No mesmo dia em que Abe pediu a dissolução do Parlamento, a governadora de Tóquio, Yuriko Koike, uma estrela em ascensão no firmamento político japonês, oficializou o seu novo Partido da Esperança. Subitamente, a nova formação disparou nas sondagens, afirmando-se como a grande alternativa – “conservadora e reformista” – às políticas de Abe e alterando a dinâmica da corrida eleitoral.

No entanto, a campanha não correu bem à governadora conhecida como a “ninja com baton” – uma antiga correspondente internacional e pivô de televisão, e ex-ministra da Defesa de Abe –, que ficou de fora das listas para o Parlamento para poder cumprir até ao fim o seu mandato em Tóquio.

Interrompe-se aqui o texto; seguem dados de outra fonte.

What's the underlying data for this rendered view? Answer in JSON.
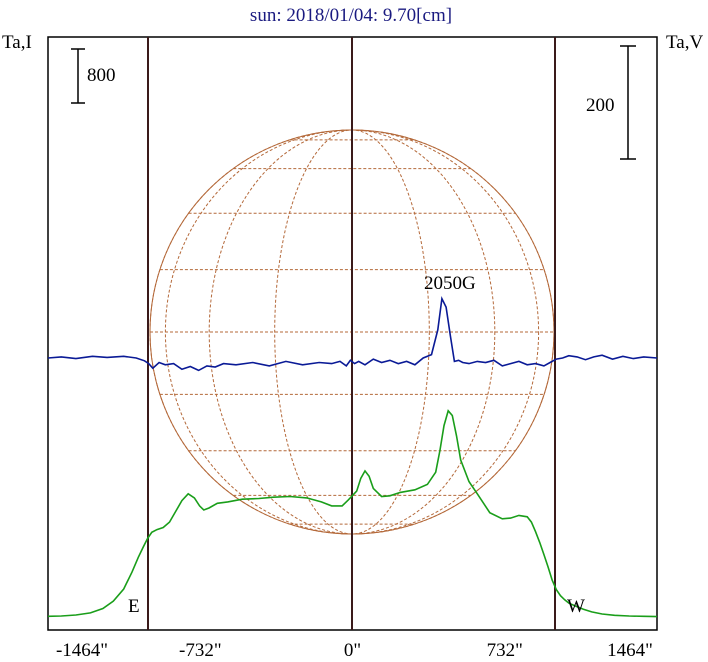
{
  "title": "sun: 2018/01/04: 9.70[cm]",
  "left_axis_label": "Ta,I",
  "right_axis_label": "Ta,V",
  "scale_left_label": "800",
  "scale_right_label": "200",
  "limb_east_label": "E",
  "limb_west_label": "W",
  "annotation": "2050G",
  "colors": {
    "intensity": "#1a9e1a",
    "polarization": "#0a1a96",
    "grid": "#b4693a",
    "limb_line": "#3a1a1a",
    "title": "#1a1a80"
  },
  "chart_data": {
    "type": "line",
    "title": "sun: 2018/01/04: 9.70[cm]",
    "x_ticks": [
      "-1464\"",
      "-732\"",
      "0\"",
      "732\"",
      "1464\""
    ],
    "x_tick_values": [
      -1464,
      -732,
      0,
      732,
      1464
    ],
    "xlim": [
      -1464,
      1464
    ],
    "limb_x": [
      -976,
      976
    ],
    "grid": true,
    "series": [
      {
        "name": "Ta,I",
        "color": "#1a9e1a",
        "x": [
          -1464,
          -1400,
          -1330,
          -1260,
          -1200,
          -1150,
          -1100,
          -1060,
          -1030,
          -1005,
          -985,
          -965,
          -940,
          -910,
          -880,
          -850,
          -820,
          -790,
          -760,
          -735,
          -715,
          -690,
          -650,
          -600,
          -530,
          -450,
          -380,
          -300,
          -220,
          -150,
          -100,
          -50,
          -20,
          20,
          40,
          60,
          80,
          100,
          140,
          180,
          230,
          300,
          360,
          400,
          420,
          440,
          460,
          480,
          500,
          520,
          560,
          600,
          660,
          720,
          760,
          800,
          840,
          860,
          880,
          900,
          920,
          940,
          960,
          980,
          1000,
          1020,
          1040,
          1070,
          1110,
          1150,
          1200,
          1260,
          1330,
          1400,
          1464
        ],
        "y": [
          25,
          30,
          45,
          75,
          140,
          250,
          430,
          680,
          900,
          1060,
          1180,
          1270,
          1310,
          1340,
          1420,
          1580,
          1740,
          1840,
          1780,
          1660,
          1600,
          1630,
          1700,
          1720,
          1760,
          1770,
          1790,
          1800,
          1780,
          1720,
          1660,
          1660,
          1750,
          1880,
          2070,
          2180,
          2100,
          1920,
          1800,
          1810,
          1860,
          1900,
          1980,
          2160,
          2480,
          2850,
          3070,
          3000,
          2700,
          2340,
          2020,
          1840,
          1560,
          1470,
          1480,
          1520,
          1500,
          1420,
          1280,
          1120,
          940,
          760,
          560,
          420,
          330,
          270,
          220,
          180,
          130,
          90,
          60,
          40,
          30,
          25,
          20
        ]
      },
      {
        "name": "Ta,V",
        "color": "#0a1a96",
        "x": [
          -1464,
          -1400,
          -1330,
          -1250,
          -1180,
          -1100,
          -1040,
          -1000,
          -980,
          -960,
          -930,
          -900,
          -860,
          -820,
          -780,
          -740,
          -700,
          -660,
          -620,
          -560,
          -480,
          -400,
          -320,
          -240,
          -160,
          -100,
          -60,
          -30,
          -10,
          10,
          30,
          60,
          100,
          140,
          180,
          220,
          260,
          300,
          340,
          380,
          410,
          430,
          450,
          470,
          490,
          510,
          530,
          560,
          600,
          640,
          680,
          720,
          760,
          800,
          840,
          880,
          920,
          950,
          980,
          1010,
          1040,
          1080,
          1120,
          1160,
          1200,
          1250,
          1300,
          1350,
          1400,
          1464
        ],
        "y": [
          0,
          2,
          -1,
          3,
          1,
          3,
          0,
          -5,
          -10,
          -18,
          -8,
          -12,
          -10,
          -20,
          -15,
          -22,
          -14,
          -16,
          -10,
          -12,
          -8,
          -14,
          -6,
          -12,
          -8,
          -10,
          -6,
          -14,
          -4,
          -10,
          -6,
          -12,
          -2,
          -8,
          -4,
          -10,
          -6,
          -12,
          0,
          6,
          50,
          105,
          90,
          40,
          -6,
          -4,
          -8,
          -10,
          -6,
          -8,
          -4,
          -14,
          -10,
          -6,
          -12,
          -10,
          -14,
          -8,
          -2,
          0,
          4,
          2,
          -3,
          2,
          5,
          -2,
          3,
          -1,
          2,
          0
        ]
      }
    ]
  }
}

O seu programa económico, que baptizou como Yurinomics, não vingou na comparação com o original de Abe, que resultou num crescimento consecutivo de seis trimestres (a estimativa é de 2,5% este ano), na mais baixa taxa de desemprego (3%) e na mais alta taxa de confiança de décadas.

Koike também perde na comparação com Abe na abordagem à ameaça norte-coreana. Tal como o primeiro-ministro, a governadora é defensora de uma revisão no estatuto do aparelho militar nacional (impedido de usar a força em conflitos internacionais, excepto para se defender), e segue a mesma linha dura contra Kim Jong-un. O problema é que Koike revelou algum desdém e intolerância para com a (grande) comunidade coreana que vive no Japão, e os seus discursos foram pontuados de referências xenófobas e nacionalistas que muitos eleitores consideram “incómodas”.

Na recta final da campanha, o novo movimento conservador de Koike foi perdendo força para outra organização estreante, o Partido Constitucional Democrático do Japão, criado há apenas três semanas pela ala mais liberal do histórico Partido Democrático e que, segundo as projecções, poderá acabar por se tornar a maior bancada de oposição. “Os Abenomics aumentaram a desigualdade, aprofundaram as nossas divisões e aumentaram a pobreza. Estamos a perder a nossa estabilidade social”, criticou o líder do novo partido progressista de esquerda, Yukio Edano.